In our first scenario we might need to retrieve all books. A call to respository.GetAllBooks() will performed by the application logic. We have to stub this call on our test double in the Given step definition. This could look something like the step definition code below, which uses Moq to stub the call to GetAllBooks.

[Given(@"the books")]
public void GivenTheBooks(IEnumerable<Book> books)
{
  // Stub: get all books
  _repositoryStub.Setup(r => r.GetAllBooks()).Returns(books);
}

In another scenario, we might need to retrieve a single book by its EAN (European Article Number). See the Gherkin below.

Given the books
    | EAN           | Name                                    |
    | 9781617290084 | Specification by Example                |
    | 9781801815710 | Infrastructure as Code with Azure Bicep |
    | 9781680504989 | The Cucumber for Java Book              |
When the book with EAN '9781801815710' is retrieved
Then ...

Because we’re reusing the same Given step, we’ll have to stub the call on respository.GetBookByEAN(ean) in the same step definition method. We’ll also have to make sure that the correct book is returned for the specified EAN. Essentially duplicating the filter logic implemented in the repository. The result would look something like the step definition code below.

[Given(@"the books")]
public void GivenTheBooks(IEnumerable<Book> books)
{
  // Stub: get all books
  _repositoryStub.Setup(r => r.GetAllBooks()).Returns(books);

  // Stub: get book based on EAN
  _repositoryStub.Setup(r => r.GetBookByEAN(It.IsAny<string>()))
                 .Returns((string ean) => books.FirstOrDefault(b => b.EAN == ean));

  // More calls to the stub...
}

As the application’s functionality increases, so does the number of methods on our repository to retrieve books. Resulting in more and more setup code on our stub.

By including the repository and database in the scope of the component test, it becomes much easier to setup the data specified in a Given step. You can directly insert it in the database and the selection of which books to retrieve is handled by the repository.
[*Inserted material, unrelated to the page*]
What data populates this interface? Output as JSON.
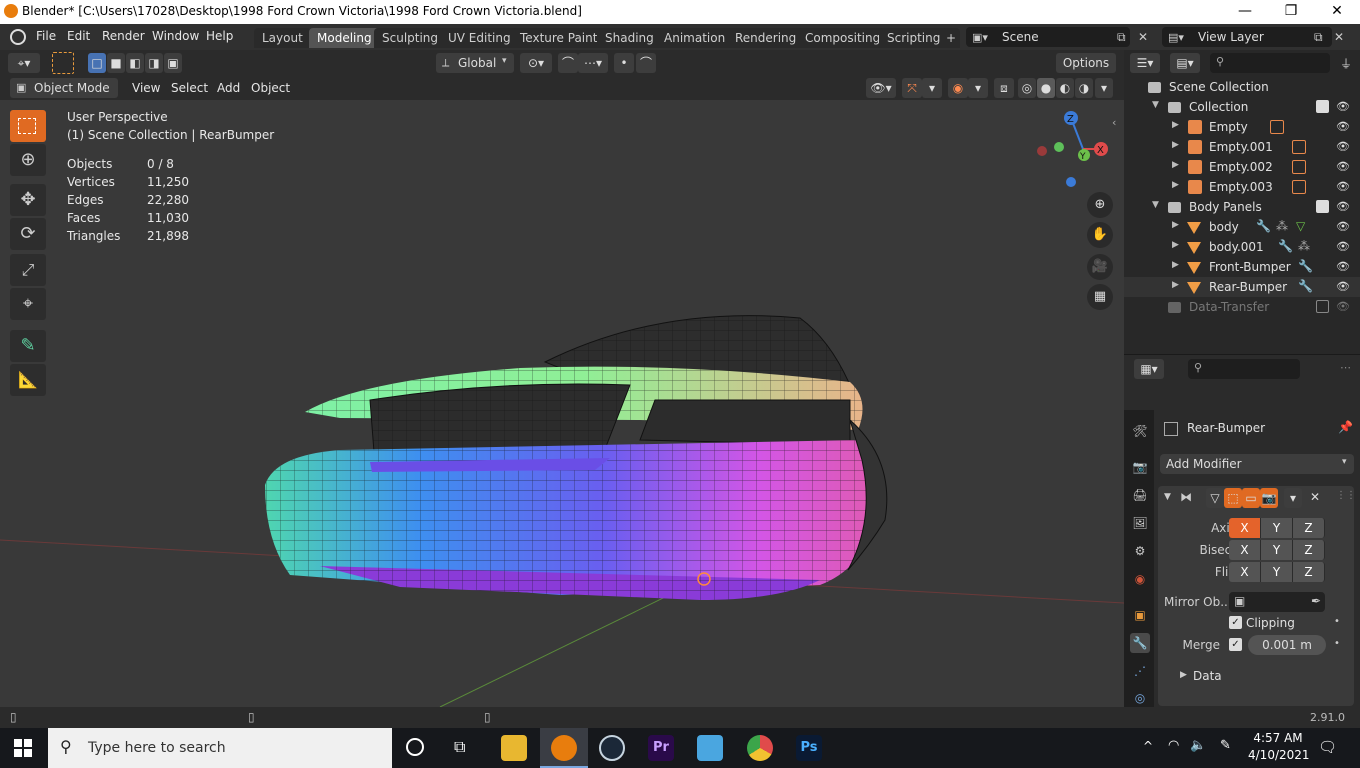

Reason 2: filter logic is part of the scenario

The second reason I include the repository and database is that it’s not uncommon that code in the repository or database is part of the scenario. We’ve already seen an example of this when retrieving the book by its EAN. But here is another example.

Given the books
    | EAN           | Name                                    |
    | 9781801815710 | Infrastructure as Code with Azure Bicep |
    | 9781617290084 | Specification by Example                |
    | 9781680504989 | The Cucumber for Java Book              |
When I search books for the phrase 'Specification'
Then I expect the following book to be found
    | EAN           | Name                                    |
    | 9781617290084 | Specification by Example                |

We’re searching for a book. This can be implemented inside the repository by executing a filtered query on the database. If we had stubbed the repository, we would not be able to test the specified logic. Also, our stubbed logic might behave differently with respect to casing, for example.

By including the database in the scope of our test we can check the filter logic.
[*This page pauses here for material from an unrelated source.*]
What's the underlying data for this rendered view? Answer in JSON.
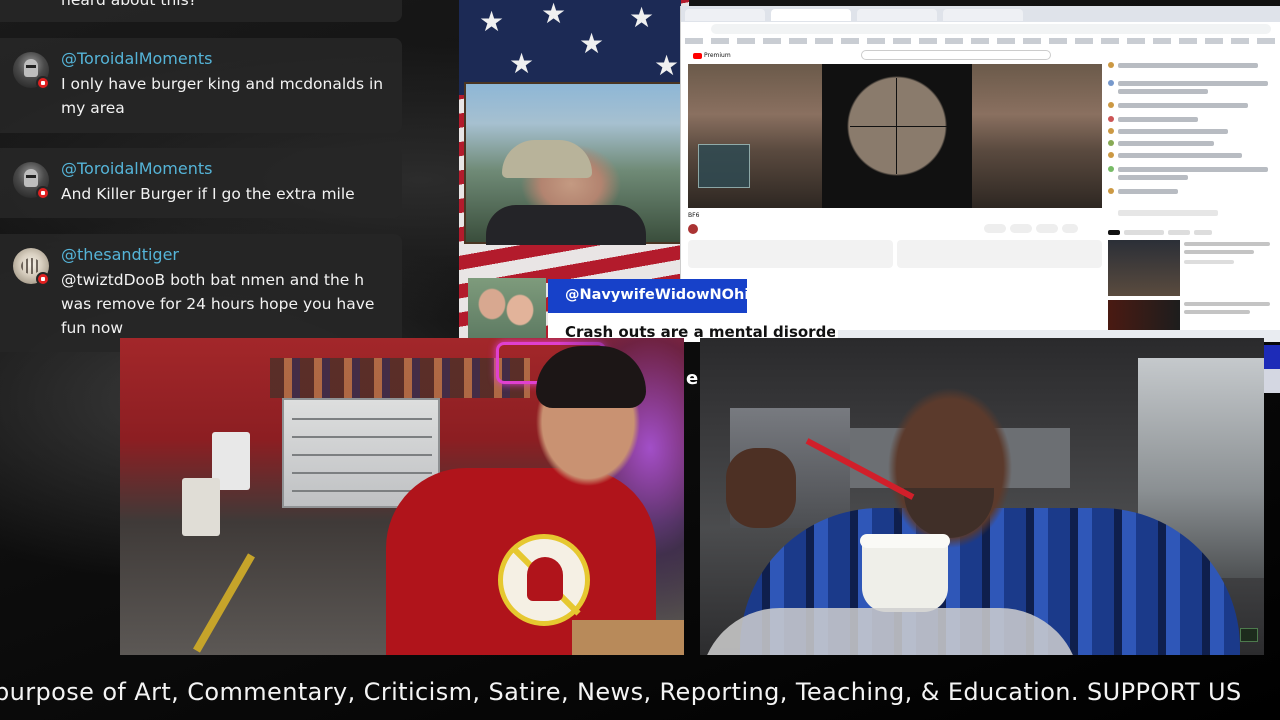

NOTE: If you rely on specific logic from, for example, SQL Server, it’s recommended to use a real SQL Server database for that scenario instead of an in-memory database. This is because an in-memory database does not execute actual SQL queries.

Conclusion

As with all test automation, when automating scenarios with SpecFlow or Cucumber, it is important to consider the appropriate scope. In my experience, the component test level is an ideal choice for automating the majority of Gherkin scenarios. Unlike unit tests, their scope is broad enough to test a complete scenario. They also offer fast feedback because they can be executed in-process on a local development machine and in an automated build pipeline, as opposed to UI and service tests.